Find the percent of tokens shared by two documents with spacy

1k views Asked by At

for nltk it would be something like:

def symm_similarity(textA,textB):
    textA = set(word_tokenize(textA))
    textB = set(word_tokenize(textB))    
    intersection = len(textA.intersection(textB))
    difference = len(textA.symmetric_difference(textB))
    return intersection/float(intersection+difference) 

Since spacy is faster, im trying to do it in spacy, but the token objects don't seem to offer a quick solution to this. Any ideas?

Thanks all.

1

There are 1 answers

1
syllogism_ On BEST ANSWER

Your function gets the percentage of word types shared, not tokens. You're taking the set of words, without sensitivity to their counts.

If you want counts of tokens, I expect the following to be very fast, so long as you have the vocabulary file loaded (which it will be by default, if you have the data installed):

from spacy.attrs import ORTH

def symm_similarity_types(nlp, textA,textB):
    docA = nlp.make_doc(textA)
    docB = nlp.make_doc(textB)
    countsA = Counter(docA.count_by(ORTH))
    countsB = Counter(docB.count_by(ORTH)
    diff = sum(abs(val) for val in (countsA - countsB).values())
    return diff / (len(docA) + len(docB))

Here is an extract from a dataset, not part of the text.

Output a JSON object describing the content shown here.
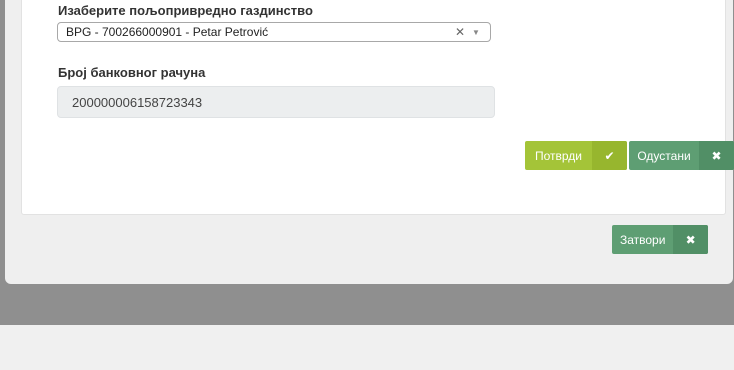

If you want to compute exactly the same thing as your code above, here's the spaCy equivalent. The Doc object lets you iterate over Token objects. You should then base your counts on the token.orth attribute, which is the integer ID of the string. I expect working with integers will be a bit faster than sets of strings:

def symm_similarity_types(nlp, textA,textB):
    docA = set(w.orth for w in nlp(textA)
    docB = set(w.orth for w in nlp(textB) 
    intersection = len(textA.intersection(textB))
    difference = len(textA.symmetric_difference(textB))
    return intersection/float(intersection+difference)

This should be a bit more efficient than the NLTK version, because you're working with sets of integers, not strings.

If you're really concerned for efficiency, it's often more convenient to just work in Cython, instead of trying to guess what Python is doing. Here's the basic loop:

# cython: infer_types=True
for token in doc.c[:doc.length]
    orth = token.lex.orth

doc.c is a TokenC*, so you're iterating over contiguous memory and dereferencing a single pointer (token.lex is a const LexemeC*)